What Maverick actually does differently — The stated peg is the sequel's imminent release, but the discussion stays almost entirely on the 1986 film. Readers seeking to understand whether Maverick reproduces or subverts these patterns get little beyond "it feels like a movie made before the pandemic."
What it does well
- The infomercial analogy is genuinely illuminating. Garber's extended riff — "an ad will sort of strip away the context and the complications of the world until all that's left is naked need" — is a precise and original critical frame, not a cliché.
- The Iceman rehabilitation is the conversation's best moment. Garber's admission that "I felt myself identifying so much more with Iceman" opens a real critical insight about how the film codes Soviet-style rule-following as villainy, and the speakers develop it collaboratively.
- Conversational honesty. Phrases like "I don't know if that says bad things about me as a person" and "maybe shameful reactions" model intellectual self-awareness appropriate to criticism.
- Format transparency. The piece is clearly labeled as an edited podcast transcript with named participants and a linked audio version — readers know exactly what they're getting.

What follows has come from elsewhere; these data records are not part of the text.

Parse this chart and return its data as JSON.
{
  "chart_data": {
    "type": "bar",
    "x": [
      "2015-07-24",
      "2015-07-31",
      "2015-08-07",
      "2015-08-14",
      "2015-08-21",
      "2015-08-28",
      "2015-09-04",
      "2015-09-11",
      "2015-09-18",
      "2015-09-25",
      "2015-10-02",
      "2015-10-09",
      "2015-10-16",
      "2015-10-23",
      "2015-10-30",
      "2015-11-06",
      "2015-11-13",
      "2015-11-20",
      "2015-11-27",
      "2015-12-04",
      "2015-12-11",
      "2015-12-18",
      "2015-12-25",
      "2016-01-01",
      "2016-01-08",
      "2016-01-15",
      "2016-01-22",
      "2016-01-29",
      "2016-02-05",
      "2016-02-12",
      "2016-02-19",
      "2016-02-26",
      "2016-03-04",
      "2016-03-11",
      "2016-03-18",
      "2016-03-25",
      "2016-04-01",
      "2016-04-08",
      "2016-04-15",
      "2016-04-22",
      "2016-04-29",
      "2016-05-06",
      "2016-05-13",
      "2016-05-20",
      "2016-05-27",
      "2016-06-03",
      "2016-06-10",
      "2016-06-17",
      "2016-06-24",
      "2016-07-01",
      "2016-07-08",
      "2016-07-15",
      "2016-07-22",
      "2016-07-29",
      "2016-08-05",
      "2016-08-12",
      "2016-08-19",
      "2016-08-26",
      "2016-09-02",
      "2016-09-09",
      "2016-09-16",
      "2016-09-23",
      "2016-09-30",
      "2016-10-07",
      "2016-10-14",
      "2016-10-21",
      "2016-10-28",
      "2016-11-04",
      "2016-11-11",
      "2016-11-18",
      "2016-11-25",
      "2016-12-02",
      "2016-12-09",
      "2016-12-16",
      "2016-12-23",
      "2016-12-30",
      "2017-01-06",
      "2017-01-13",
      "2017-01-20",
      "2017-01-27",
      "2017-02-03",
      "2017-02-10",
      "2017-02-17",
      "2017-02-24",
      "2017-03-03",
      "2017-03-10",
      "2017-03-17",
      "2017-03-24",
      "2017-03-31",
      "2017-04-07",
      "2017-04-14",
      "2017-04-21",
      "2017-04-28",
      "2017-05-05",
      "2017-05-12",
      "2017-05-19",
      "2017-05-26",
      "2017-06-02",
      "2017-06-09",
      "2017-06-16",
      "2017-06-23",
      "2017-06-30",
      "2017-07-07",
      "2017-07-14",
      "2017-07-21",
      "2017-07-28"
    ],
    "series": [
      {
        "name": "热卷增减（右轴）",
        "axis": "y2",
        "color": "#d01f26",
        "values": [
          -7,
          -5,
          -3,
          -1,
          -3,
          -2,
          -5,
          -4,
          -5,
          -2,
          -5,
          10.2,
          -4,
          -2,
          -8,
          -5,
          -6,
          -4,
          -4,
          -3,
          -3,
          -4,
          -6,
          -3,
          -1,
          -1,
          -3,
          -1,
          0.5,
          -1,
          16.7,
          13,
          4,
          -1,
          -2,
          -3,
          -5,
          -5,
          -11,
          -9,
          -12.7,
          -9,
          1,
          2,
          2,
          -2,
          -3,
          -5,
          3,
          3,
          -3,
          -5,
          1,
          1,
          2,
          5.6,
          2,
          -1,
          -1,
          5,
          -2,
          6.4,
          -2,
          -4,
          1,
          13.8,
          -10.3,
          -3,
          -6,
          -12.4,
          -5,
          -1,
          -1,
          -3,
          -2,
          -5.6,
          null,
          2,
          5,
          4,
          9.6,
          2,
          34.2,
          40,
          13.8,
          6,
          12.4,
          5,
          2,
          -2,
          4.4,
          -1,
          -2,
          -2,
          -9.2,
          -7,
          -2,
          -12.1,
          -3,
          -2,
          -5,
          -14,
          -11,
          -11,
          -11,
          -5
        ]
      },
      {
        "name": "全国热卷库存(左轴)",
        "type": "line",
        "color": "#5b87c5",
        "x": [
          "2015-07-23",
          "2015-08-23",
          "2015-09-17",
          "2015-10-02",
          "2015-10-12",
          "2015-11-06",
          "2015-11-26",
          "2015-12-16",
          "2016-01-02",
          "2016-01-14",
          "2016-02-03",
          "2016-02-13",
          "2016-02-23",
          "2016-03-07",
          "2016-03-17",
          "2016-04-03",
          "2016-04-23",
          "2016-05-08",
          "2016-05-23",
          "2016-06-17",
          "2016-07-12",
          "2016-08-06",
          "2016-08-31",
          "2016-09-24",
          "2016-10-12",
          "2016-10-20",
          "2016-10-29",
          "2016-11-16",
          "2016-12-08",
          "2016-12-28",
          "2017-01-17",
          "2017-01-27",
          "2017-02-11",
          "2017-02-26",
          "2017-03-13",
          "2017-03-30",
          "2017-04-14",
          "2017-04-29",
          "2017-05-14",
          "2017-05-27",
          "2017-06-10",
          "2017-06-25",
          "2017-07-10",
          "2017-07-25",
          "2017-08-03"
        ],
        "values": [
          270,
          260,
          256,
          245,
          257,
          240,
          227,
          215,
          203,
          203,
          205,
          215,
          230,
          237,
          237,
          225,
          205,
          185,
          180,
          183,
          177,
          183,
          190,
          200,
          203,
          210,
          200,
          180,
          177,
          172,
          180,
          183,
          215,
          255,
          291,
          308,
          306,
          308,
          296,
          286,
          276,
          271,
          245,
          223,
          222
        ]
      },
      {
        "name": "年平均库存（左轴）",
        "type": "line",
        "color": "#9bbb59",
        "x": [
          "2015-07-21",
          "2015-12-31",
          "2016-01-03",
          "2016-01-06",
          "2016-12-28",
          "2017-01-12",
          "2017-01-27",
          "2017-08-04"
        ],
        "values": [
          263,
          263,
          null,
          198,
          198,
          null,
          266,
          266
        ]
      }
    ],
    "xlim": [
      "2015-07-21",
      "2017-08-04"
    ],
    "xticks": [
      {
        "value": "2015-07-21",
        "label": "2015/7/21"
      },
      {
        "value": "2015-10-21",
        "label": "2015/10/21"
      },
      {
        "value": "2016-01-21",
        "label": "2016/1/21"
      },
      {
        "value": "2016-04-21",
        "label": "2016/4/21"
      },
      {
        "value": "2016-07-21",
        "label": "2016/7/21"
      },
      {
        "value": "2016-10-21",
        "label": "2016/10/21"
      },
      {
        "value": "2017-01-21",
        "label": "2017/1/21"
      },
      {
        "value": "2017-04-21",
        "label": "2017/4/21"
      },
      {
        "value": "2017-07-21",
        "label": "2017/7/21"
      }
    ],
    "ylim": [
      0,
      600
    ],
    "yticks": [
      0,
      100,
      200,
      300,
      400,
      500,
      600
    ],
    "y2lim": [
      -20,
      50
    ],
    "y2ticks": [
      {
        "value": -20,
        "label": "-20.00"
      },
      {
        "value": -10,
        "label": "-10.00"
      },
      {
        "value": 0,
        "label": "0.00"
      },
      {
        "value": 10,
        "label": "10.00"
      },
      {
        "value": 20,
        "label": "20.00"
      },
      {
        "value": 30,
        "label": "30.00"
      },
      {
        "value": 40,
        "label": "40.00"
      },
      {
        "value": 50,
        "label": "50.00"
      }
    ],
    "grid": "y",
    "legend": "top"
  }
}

- The genre-stacking observation — "a Western with more rules" — is economical and apt, earning its place without being overworked.
Rating
| Dimension | Score | One-line justification |
|---|---|---|
| Factual accuracy | 7 | Release dates and filmmaker backgrounds check out; one sweeping historical claim ("just not happening in Hollywood") is unqualified |
| Source diversity | 5 | Three voices, all Atlantic staff, all sharing a broadly similar critical orientation; no external experts or dissenting reads |
| Editorial neutrality | 8 | Clearly labeled opinion/podcast format; interpretive claims are expected and mostly owned; Ukraine comparison is the one unexamined editorial leap |
| Comprehensiveness/context | 6 | The Pentagon-Hollywood cooperation backstory — the most material context for the "infomercial" thesis — goes unmentioned; sequel analysis is thin |
| Transparency | 7 | Named participants, clear format label, audio linked; no byline in the traditional sense and no disclosure of the writers' prior coverage relationships to the film or studio |
Overall: 7/10 — An intellectually sharp roundtable that develops a coherent critical frame for Top Gun's propaganda mechanics, constrained by its podcast-transcript format's inherent source narrowness and a missed opportunity to ground the "infomercial" argument in documented production history.